The space agency's next steps at Mars are geared toward mounting a sample-return mission, which is widely viewed as the best way to look for signs of Red Planet life. Such signs are perhaps more likely to be found in material pulled from the subsurface, so some researchers hope NASA's first Martian sample-return effort won't be its last.

"While I'm very much interested in a surface sample-return to get us over this hump of doing it, of course I immediately want to go on and start sampling more cryptic materials in lava-tube caves," said astrobiologist and cave scientist Penny Boston, of the New Mexico Institute of Mining and Technology in Socorro. "I would love that."

NASA's Mars Reconnaissance Orbiter snapped this shot of a trough running down the center of a valley in the Tartarus Colles region of Mars. Scientists think the structure originally formed as a lava tube. (Image credit: NASA/JPL/Univ. of Arizona)

The Martian underground

Subterranean formations are quite common on Mars, Boston said.

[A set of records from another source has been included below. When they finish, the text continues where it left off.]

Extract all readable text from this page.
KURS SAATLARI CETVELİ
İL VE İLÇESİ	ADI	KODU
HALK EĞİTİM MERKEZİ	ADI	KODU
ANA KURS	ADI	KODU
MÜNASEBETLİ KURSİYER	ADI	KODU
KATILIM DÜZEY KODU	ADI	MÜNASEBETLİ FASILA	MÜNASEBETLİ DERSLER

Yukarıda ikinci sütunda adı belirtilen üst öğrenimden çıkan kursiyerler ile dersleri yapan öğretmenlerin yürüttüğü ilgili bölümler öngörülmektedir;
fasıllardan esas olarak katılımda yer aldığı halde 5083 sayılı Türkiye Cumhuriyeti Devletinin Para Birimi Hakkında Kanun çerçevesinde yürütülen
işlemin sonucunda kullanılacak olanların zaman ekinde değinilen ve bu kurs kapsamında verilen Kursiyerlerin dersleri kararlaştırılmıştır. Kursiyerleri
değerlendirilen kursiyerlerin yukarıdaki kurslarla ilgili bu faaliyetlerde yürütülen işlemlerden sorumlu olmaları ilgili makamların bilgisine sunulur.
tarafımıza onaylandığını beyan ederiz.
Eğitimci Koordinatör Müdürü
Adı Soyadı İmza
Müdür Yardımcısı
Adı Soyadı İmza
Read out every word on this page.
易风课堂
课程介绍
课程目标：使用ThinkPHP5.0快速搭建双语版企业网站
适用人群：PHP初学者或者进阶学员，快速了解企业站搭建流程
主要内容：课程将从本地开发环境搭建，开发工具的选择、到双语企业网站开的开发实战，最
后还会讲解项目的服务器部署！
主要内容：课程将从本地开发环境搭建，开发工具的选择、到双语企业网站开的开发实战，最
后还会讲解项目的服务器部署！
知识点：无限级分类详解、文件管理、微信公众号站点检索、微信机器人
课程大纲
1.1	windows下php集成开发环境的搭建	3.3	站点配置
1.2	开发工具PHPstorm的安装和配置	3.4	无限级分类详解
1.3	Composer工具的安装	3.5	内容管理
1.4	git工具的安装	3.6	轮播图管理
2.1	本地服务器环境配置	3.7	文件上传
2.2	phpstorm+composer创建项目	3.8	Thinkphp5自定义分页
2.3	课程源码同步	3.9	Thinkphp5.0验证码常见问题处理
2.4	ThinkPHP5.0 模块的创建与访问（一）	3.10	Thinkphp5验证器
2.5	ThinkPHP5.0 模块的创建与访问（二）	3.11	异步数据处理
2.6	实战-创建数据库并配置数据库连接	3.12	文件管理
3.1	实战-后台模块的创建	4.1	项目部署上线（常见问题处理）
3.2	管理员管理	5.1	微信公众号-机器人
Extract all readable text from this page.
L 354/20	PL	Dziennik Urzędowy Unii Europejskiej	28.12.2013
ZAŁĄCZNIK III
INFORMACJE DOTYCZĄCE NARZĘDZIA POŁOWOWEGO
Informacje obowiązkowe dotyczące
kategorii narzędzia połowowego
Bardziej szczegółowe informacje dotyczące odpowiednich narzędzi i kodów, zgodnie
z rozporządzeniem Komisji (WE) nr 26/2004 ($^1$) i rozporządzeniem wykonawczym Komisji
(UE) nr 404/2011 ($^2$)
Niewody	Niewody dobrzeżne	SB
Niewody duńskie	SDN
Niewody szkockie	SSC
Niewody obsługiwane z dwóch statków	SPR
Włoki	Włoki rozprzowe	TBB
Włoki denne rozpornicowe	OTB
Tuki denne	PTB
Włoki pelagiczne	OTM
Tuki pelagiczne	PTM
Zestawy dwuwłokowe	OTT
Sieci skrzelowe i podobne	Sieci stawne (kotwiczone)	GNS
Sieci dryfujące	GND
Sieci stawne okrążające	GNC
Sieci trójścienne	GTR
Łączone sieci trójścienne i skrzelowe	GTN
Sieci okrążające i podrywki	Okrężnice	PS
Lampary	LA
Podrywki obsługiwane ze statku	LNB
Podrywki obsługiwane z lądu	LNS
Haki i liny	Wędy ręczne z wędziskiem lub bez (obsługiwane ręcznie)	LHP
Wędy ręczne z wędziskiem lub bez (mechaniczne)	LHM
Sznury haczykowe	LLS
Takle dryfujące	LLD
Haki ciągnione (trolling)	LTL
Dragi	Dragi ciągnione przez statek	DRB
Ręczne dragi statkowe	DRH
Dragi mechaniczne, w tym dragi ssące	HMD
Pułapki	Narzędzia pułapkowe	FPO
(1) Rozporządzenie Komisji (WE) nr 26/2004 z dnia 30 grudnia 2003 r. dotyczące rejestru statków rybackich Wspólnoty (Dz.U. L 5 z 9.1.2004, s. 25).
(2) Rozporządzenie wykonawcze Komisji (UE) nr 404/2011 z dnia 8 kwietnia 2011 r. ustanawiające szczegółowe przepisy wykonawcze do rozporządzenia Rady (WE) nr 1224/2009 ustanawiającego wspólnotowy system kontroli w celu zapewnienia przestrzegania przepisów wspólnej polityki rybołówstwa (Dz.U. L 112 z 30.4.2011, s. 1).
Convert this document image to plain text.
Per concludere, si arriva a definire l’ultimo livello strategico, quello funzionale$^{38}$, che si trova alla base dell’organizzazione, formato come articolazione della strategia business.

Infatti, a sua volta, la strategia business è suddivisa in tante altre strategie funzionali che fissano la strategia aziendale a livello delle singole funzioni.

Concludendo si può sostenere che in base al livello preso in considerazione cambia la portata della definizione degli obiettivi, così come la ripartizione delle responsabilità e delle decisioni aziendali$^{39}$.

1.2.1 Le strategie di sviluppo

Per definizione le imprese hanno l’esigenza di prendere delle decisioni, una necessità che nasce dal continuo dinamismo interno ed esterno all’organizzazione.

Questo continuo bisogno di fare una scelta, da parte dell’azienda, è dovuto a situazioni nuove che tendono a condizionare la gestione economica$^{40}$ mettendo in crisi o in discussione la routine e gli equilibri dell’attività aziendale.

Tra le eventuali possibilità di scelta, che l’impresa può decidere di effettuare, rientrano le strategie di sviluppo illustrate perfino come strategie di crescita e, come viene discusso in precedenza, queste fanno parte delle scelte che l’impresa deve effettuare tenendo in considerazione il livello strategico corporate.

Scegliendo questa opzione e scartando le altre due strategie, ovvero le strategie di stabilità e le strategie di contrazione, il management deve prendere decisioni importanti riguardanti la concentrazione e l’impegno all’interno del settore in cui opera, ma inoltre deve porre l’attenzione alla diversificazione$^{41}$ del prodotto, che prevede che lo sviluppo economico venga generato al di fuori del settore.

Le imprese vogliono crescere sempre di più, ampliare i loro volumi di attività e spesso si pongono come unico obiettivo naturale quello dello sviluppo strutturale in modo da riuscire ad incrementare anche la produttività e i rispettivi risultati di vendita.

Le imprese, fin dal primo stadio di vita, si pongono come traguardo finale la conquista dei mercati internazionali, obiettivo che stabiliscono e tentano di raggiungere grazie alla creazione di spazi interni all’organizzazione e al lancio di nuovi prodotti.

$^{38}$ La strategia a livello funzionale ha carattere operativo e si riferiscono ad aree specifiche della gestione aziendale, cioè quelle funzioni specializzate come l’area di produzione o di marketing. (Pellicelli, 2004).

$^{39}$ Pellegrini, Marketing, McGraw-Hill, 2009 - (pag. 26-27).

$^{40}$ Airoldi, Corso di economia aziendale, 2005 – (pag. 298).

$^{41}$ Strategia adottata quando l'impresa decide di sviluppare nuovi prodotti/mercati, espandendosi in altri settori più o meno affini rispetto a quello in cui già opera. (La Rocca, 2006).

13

Orbiting spacecraft have spotted many snaking lava tubes, for example, which were created by long-ago Red Planet volcanism. [Photos: Mars Caves and Lava Tubes]

"I could probably scrape up a few hundred examples on Mars, and I think that the numbers are only going to increase as the interest in these structures increases," Boston told SPACE.com.

Such caverns may preserve a bounty of information about Martian history and evolution, including its past and current potential to host life.

"Something like the lava tubes could be wonderful traps for material from past climate regimes, particles from previous epochs on Mars," Boston said, noting that liquid water is known to have flowed across the Martian surface long ago.

Lava-tube caves on Earth commonly trap volatile materials such as water, she added.

"We suspect that there may be examples of that on Mars," Boston said. "The ability to tap into frozen volatiles would be fabulous. And maybe bug bodies — maybe frozen little bodies. You never know."

The frigid, dry and radiation-bombed Martian surface is unlikely to host life as we know it today, many researchers say. But organisms might be able to survive in a Red Planet lava tube or other underground habitat, where conditions could be far more benign.

"The subsurface is going to be radically different from the surface," Boston said. "Every indication we have from caves of all different kinds all over this planet shows that it doesn't take much separation vertically for a radically different environment."

No easy task

Exploring the surface of another world with a rover is a challenging enough proposition, and investigating the subsurface would be even more difficult. [The Boldest Mars Missions in History]

For starters, any potential cave-exploration mission would need to make a pinpoint landing quite close to the cavern mouth, Boston said. NASA has improved its Martian touchdown precision greatly over the years — landing-zone ellipses have shrunk from 62 by 174 miles (100 by 280 kilometers) for the 1976 Viking mission to just 4 by 12 miles (6 by 19 km) for the Curiosity rover, which landed this past August — but further strides would likely be necessary.

The actual cavern exploration would require technological advances as well. Cave rovers would have to be far more autonomous than their surface brethren, for example, since overlying rock would decrease the ability to communicate with Earth, said roboticist Red Whittaker, of Carnegie Mellon University in Pittsburgh.

Cave robots would need to be nimble navigators, constructing maps of their dark surroundings and then picking their way through the boulder-strewn tunnels.

Just getting into a Martian lava tube — and getting out again, in the case of a sample-return mission — also presents a daunting challenge. Some can be accessed via "skylights," holes in the ground where the tube's roof has collapsed.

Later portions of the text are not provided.